I see this is somehow matching the logs you have reported, but this deadlock is there from the very first day of pdr_interface driver.
[ 14.565059] PDR: avs/audio get domain list txn wait failed: -110 [ 14.571943] PDR: service lookup for avs/audio failed: -110
Yes, but using the in-kernel pd-mapper has exposed a number of existing bugs since it changes the timing of events enough to make it easier to hit them.
The audio regression is a very real regression for users of Snapdragon based laptops like, for example, the Lenovo Yoga Slim 7x.
If Bjorn has confirmed that this is the same issue (I can try to instrument the code based on your analysis to confirm this too), then I think it would be good to mention this in the commit message and link to the report, for example:
This specifically also fixes an audio regression when using the in-kernel pd-mapper as that makes it easier to hit this race. [1]
Link: https://lore.kernel.org/lkml/Zqet8iInnDhnxkT9@hovoldconsulting.com/ # [1]
or similar.
I can confirm that audio regression with the in-kernel pd-mapper appears to be caused by the race that this patch fixes.

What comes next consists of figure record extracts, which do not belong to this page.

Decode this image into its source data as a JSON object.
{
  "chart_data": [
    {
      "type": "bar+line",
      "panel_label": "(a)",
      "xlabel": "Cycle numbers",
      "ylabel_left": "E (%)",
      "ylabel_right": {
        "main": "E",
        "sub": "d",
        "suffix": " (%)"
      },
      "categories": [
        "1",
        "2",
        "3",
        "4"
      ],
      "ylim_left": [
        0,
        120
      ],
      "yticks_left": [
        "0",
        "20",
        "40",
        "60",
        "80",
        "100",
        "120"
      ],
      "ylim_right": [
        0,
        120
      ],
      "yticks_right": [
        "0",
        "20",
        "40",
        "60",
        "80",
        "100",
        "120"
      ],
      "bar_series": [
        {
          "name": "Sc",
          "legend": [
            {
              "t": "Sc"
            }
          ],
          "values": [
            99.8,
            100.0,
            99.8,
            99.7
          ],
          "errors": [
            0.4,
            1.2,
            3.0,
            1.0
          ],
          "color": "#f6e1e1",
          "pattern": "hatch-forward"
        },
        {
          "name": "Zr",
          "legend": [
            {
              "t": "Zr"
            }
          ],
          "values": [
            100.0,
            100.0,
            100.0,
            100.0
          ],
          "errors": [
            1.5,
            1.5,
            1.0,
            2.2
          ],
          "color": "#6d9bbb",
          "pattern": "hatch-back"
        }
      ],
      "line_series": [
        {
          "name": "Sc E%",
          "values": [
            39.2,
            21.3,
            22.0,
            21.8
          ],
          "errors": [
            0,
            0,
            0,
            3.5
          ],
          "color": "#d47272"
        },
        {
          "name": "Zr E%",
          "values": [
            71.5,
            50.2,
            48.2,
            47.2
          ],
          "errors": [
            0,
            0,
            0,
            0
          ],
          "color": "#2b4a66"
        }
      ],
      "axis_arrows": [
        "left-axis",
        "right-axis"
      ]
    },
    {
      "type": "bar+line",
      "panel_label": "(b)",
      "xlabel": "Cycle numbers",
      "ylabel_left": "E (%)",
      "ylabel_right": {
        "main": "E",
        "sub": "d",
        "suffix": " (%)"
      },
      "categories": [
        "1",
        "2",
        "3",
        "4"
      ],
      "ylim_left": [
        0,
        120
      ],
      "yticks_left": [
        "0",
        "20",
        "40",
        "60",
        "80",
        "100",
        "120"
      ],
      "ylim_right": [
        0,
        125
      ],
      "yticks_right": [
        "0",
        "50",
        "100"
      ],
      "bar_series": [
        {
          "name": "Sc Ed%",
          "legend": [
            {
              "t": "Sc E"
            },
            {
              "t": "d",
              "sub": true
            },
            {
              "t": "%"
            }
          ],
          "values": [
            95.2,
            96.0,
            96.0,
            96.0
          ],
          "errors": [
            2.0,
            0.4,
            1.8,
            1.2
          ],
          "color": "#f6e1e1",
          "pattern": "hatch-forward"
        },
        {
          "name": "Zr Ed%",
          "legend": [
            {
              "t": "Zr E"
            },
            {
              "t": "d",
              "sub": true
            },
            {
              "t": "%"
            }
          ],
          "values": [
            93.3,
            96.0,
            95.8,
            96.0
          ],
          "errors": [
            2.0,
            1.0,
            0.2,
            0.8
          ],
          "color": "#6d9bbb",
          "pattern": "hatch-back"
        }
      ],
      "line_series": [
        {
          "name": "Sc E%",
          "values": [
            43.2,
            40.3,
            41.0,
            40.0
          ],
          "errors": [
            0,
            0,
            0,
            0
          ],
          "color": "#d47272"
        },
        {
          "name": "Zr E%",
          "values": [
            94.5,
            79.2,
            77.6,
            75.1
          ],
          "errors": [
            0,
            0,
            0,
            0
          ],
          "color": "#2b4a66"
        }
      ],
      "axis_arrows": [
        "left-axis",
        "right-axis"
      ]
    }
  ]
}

If I insert a short (100-200 ms) sleep before taking the list lock in pdr_locator_new_server() to increase the race window, I see the audio service failing to register on both the X1E CRD and Lenovo ThinkPad X13s:
[ 11.118557] pdr_add_lookup - tms/servreg / msm/adsp/charger_pd [ 11.443632] pdr_locator_new_server [ 11.558122] pdr_locator_new_server - taking list lock [ 11.563939] pdr_locator_new_server - releasing list lock [ 11.582178] pdr_locator_work - taking list lock [ 11.594468] pdr_locator_work - releasing list lock [ 11.992018] pdr_add_lookup - avs/audio / msm/adsp/audio_pd [ 11.992034] pdr_add_lookup - avs/audio / msm/adsp/audio_pd [ 11.992224] pdr_locator_new_server < 100 ms sleep inserted before taking lock in pdr_locator_new_server() > [ 11.997937] pdr_locator_work - taking list lock [ 12.093984] pdr_locator_new_server - taking list lock [ 17.120169] PDR: avs/audio get domain list txn wait failed: -110 [ 17.127066] PDR: service lookup for avs/audio failed: -110 [ 17.132893] pdr_locator_work - releasing list lock [ 17.139885] pdr_locator_new_server - releasing list lock
[ On the X13s, where I have not hit this issue with the in-kernel pd-mapper, I had to make sure to insert the sleep only on the second call, possibly because of interaction with the charger_pd registration which happened closer to the audio registration. ]
Please add a comment and link to the audio regression report as I suggested above, and feel free to include my:
Tested-by: Johan Hovold johan+linaro@kernel.org
Thanks for fixing this!
Thanks for putting extra effort in reproducing the issue and testing.
-Mukesh
Johan